150 150 Justin Ewers


Map showing some of the 710 freeway extensions that have been proposed over the years.

If you’ve ever tried driving north out of Los Angeles from Long Beach, then you know what lies ahead.

Try driving out of town from the coast—or, say, the ports of Long Beach and Los Angeles, which together make up the nation’s busiest cargo complex, sending trucks by the tens of thousands up the 710 freeway. For more than twenty miles, you seem to be sailing through the heart of the LA Basin. The cities roll by, Compton, South Gate, East LA. 

And then, with Pasadena on the horizon, and an easy connection out of town only a few miles away, the freeway ends.  After what can be miles of standstill traffic, one of LA’s major thoroughfares comes to a dead stop at a three-way stoplight on a surface street called Valley Boulevard. More often than not, gridlock and traffic jams await. 

The Los Angeles Metropolitan Transit Authority has tried for decades to tackle this seemingly straightforward infrastructure challenge—since 1965, to be exact—proposing a variety of solutions, starting with extending the freeway through South Pasadena to connect with the 210 on the other side.  

Transportation experts have spent years exploring light-rail options and freight alternatives. They have looked at bus lines and improving local streets. They have highlighted the thousands of jobs different projects would create and touted the economic boost easing traffic congestion would provide. 

For more than four decades, none of it has worked. 

A hard infrastructure lesson

Even after Los Angeles County voters overwhelmingly approved a measure in 2008 to raise $40 billion for traffic relief and transportation upgrades—supporting a range of successful infrastructure projects across the county—the 710 freeway has remained at a standstill.

Call it the first rule of infrastructure development: If voters don’t like the project—and if a compelling case can’t be made for how it will be financed—it’s not going to happen. (Or as an inside joke going around transit circles puts it: Some projects are so controversial, the city files them as “not in our lifetime.” The 710 extension, though, should be listed as “not in God’s lifetime.”)

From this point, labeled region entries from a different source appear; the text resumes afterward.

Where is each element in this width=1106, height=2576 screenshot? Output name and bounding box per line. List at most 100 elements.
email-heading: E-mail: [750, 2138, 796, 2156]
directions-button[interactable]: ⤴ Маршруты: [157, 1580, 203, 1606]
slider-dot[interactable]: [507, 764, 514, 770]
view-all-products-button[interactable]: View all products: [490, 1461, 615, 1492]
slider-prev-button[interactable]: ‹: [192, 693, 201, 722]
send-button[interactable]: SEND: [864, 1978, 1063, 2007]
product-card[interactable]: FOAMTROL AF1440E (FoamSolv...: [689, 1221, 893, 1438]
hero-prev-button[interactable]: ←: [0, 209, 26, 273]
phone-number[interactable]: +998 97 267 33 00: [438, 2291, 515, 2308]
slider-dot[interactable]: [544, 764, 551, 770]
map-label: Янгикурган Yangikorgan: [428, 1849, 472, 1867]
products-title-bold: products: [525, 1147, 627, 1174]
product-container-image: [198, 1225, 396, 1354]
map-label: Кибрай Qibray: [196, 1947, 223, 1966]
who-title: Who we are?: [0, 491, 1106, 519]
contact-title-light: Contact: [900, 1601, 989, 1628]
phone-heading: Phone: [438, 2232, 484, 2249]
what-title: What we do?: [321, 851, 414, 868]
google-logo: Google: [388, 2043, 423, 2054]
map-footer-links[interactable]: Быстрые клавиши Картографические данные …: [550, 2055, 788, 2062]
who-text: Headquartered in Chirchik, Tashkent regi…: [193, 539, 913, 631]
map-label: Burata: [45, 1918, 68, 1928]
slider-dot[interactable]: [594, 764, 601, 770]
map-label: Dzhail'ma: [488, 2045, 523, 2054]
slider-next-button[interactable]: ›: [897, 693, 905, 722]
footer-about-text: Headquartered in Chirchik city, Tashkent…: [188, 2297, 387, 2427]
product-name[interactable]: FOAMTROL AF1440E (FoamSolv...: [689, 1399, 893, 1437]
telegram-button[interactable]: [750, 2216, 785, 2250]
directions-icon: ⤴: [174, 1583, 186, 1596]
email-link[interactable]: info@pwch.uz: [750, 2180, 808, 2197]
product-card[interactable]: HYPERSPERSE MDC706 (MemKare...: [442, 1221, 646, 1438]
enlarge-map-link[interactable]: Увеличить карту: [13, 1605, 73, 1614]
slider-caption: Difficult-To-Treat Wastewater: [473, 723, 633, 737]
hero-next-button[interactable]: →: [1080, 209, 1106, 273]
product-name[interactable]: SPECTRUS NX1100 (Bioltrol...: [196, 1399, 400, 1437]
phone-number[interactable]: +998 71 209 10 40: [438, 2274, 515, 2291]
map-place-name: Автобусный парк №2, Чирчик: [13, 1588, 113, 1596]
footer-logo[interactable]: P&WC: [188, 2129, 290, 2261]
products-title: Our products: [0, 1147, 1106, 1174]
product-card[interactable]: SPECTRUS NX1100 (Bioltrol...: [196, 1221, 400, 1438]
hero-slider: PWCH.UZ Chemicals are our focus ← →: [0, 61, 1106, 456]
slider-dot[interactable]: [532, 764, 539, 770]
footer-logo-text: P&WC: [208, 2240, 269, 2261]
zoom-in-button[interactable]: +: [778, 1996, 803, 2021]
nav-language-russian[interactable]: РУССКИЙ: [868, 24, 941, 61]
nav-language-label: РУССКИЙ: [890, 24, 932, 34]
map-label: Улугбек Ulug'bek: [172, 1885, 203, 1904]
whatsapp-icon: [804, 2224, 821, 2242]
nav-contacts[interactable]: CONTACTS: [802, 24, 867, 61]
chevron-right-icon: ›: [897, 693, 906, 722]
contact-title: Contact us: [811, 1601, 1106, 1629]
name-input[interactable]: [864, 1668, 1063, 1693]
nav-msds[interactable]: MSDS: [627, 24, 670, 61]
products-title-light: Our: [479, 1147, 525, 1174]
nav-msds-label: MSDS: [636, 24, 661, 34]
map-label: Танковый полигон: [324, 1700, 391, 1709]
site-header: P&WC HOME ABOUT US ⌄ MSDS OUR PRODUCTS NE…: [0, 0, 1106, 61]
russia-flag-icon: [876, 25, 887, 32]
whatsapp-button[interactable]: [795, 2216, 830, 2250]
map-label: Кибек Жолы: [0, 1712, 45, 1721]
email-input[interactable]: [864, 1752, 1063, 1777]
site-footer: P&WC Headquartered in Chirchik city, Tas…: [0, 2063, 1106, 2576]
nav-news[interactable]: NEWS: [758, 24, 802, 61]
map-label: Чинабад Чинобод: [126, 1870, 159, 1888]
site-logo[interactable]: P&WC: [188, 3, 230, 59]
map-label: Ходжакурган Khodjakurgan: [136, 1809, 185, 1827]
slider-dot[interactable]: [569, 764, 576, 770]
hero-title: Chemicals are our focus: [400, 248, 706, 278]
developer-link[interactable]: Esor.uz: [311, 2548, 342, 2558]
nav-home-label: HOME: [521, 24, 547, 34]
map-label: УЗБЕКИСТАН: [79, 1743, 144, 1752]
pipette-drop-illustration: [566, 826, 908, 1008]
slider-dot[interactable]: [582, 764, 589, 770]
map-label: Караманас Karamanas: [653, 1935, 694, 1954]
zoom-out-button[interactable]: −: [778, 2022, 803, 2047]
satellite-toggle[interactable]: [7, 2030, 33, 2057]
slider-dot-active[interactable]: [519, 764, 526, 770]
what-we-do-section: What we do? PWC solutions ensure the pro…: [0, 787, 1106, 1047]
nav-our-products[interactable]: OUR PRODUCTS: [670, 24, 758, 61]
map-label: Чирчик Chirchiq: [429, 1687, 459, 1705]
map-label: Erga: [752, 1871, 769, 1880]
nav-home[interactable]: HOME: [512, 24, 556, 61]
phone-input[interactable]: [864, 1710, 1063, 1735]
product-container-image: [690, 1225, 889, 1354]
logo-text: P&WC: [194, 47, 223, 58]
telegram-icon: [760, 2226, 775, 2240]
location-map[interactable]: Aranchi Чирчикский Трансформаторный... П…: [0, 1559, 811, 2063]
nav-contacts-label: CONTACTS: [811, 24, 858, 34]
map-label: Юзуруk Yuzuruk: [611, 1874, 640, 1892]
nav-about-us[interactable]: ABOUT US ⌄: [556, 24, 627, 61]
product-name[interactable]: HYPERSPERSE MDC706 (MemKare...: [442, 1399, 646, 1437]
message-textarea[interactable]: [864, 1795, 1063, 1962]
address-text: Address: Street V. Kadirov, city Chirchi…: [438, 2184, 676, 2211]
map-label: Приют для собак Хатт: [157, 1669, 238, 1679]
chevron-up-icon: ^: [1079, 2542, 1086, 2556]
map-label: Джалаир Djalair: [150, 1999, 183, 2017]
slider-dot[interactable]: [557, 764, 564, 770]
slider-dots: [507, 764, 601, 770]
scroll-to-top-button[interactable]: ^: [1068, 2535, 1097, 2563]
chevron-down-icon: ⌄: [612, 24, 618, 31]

This lesson has been brought into stark relief this fall as MTA officials have tried to narrow a long list of options down to twelve congestion-relief alternatives for the 710 freeway. These include a new $3.5 billion tunnel connecting the 710 with the 210 less than five miles away. Among the proposals being considered is an innovative public/private partnership similar to those being developed by the Summit’s Infrastructure financing action team, where private entities could assume some of the cost by charging a toll to use the tunnel.

These new ideas, like traffic on the 710, seem to be getting nowhere fast. Even before a county sales tax measure failed in November—bringing into question how the county would finance the “public” portion of the project—the controversy was mounting in cities in and around the freeway’s path. 

The cities of Pasadena, South Pasadena, La Cañada, and Glendale have united against both a surface and underground option, citing the increased truck traffic and pollution that would come with any extension. The Los Angeles City Council recently joined them by unanimously adopting a resolution against the project. 

Political gridlock

“You would disrupt some neighborhoods that have existed for generations,” Los Angeles City Councilman Jose Huizar said this fall. “We, as a city, and any other public agency should not take for granted the communities that would be impacted the most as Metro and Caltrans have.”

State Assemblymember Anthony Portantino summed up the growing conventional wisdom around the project in two words: “It stinks.”

The 710’s gridlock may make drivers crazy and transportation experts cross-eyed, but the ever-elusive solution to this particular infrastructure challenge can serve a stark reminder for the Economic Summit. 

The Summit’s Action Teams are developing a range of cutting-edge tools Californians can use to make their regional economies more prosperous—including a range of new financing mechanisms that would help move transportation projects forward and proposals that would simplify the thorny legal process around infrastructure development. 

But in the end, these tools work only when voters are willing to rally around them. 

Infrastructure projects may create jobs, save money, increase productivity, and drive more profits (and many of them do). But without public support, they’re dead on arrival.